If you don’t mind me asking, what is that exactly?

Just seems unnecessarily complicated?

1 Like

Cryo is a library that provides a set of utilities for working with tables, treating them as dictionaries and lists (key-value or dictionary-like like tables and index-value or list-like tables)

-- with cryo
local Cryo = require(script.Cryo)

local players = {
	{ name = "Alice", score = 100 },
	{ name = "Bob", score = 50 },
	{ name = "Charlie", score = 150 }
}

local highScorers = Cryo.List.map(
	Cryo.List.filter(players, function(player) return player.score > 75 end),
	function(player) return player.name end
)

print(highScorers)
-- Yo, this is so reaable!


-- no cryo:
local players = {
  { name = "Alice", score = 100 },
  { name = "Bob", score = 50 },
  { name = "Charlie", score = 150 }
}

local highScorers = {}
for _, player in ipairs(players) do
  if player.score > 75 then
    table.insert(highScorers, player.name)
  end
end

print(highScorers)
--Oh no! So ugly!!

btw Im also recomend use Symbol.
because Symbol(“F”) == Symbol(“F”) is false, you can do something like pseudo private

local Symbol = require(script.Symbol)

local function tryToAddPrivate(o)
	local symbolKey = Symbol.for_('Hi')
	o[symbolKey] = 42
end

local obj = { prop = 'hello' }
tryToAddPrivate(obj)

print( obj[Symbol.for_('Hi')] ) -- 42
print( obj.Hi ) -- nil
2 Likes

Ipairs detected


for me the no cryo is infinitely more understandable but whatever

Yes, ipairs is cringe. Its was written(or writed? Idk, Im bad in English, sorry) by chat gpt for example

you dont need a library for symbols you can just do local symbolKey = newproxy()
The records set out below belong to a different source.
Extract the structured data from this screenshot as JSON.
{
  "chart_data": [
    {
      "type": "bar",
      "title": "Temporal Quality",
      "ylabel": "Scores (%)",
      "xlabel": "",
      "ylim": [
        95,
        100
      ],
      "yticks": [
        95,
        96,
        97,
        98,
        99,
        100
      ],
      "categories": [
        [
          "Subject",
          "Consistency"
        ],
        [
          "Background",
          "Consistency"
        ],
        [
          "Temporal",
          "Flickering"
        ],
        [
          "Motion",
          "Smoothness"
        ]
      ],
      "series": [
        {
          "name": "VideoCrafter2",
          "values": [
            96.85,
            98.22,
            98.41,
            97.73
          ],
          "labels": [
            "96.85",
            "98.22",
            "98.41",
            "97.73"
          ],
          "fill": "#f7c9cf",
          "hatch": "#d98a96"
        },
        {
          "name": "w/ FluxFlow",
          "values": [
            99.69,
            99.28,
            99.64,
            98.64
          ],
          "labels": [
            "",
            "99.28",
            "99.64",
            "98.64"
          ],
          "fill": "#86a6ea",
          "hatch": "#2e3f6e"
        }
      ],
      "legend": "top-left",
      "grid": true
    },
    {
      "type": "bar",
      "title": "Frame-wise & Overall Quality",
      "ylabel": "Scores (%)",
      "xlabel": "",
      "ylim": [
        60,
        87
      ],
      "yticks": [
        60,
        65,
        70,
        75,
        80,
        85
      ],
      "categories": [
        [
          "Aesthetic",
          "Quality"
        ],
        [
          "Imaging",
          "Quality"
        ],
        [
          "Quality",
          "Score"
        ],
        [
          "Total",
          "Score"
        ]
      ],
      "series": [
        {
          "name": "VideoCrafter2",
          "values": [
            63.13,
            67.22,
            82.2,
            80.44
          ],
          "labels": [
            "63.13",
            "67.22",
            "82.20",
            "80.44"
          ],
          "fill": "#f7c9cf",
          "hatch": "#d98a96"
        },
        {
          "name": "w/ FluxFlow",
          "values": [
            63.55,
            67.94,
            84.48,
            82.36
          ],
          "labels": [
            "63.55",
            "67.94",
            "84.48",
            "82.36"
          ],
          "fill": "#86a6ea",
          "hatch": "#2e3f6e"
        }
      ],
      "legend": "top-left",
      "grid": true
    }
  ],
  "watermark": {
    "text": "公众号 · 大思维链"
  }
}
There is a difference. And, I think, creating a “new symbol” sounds much better, rather than “I created my own user data”.
It pisses me off when people say the obvious things like no one understands.:unamused:

When you understand how to use it, it’s really much more convenient.

what could the difference possibly be, also, you dont have to say “i created my own user data” you can just call it a symbol? what sounds so much worse for me is having to require a module every single time i have to create a symbol-like data structure, like okay if you dont wanna fw userdata then just do local symbolKey = {} it does the same thing

1 Like

I may be damn stupid, but what is the purpose of it?
table.sort does the exact same thing to me?
If you want to remove something entirely, you can just do table.remove() which will be 99999 times more optimized, and you will be able to come back to the code and say, “Oh yeah, I understand what it does.”
without abstracting already quadrillion times abstracted lua tables
not to mention that anonimous functions is a hell for gc to handle

What’s the point of that?
It’s not Java or C#; it’s Luau.
And on Luau, you should program well in Luau code!
This kind of “abstraction” is doing the opposite of helping and is bloatwaring the code to an unreadable state :man_facepalming: that is also making the code laggy.
Also, you should reference keys directly because indexing them is expensive ( --!optimize 2 doesn’t work on user-defined tables).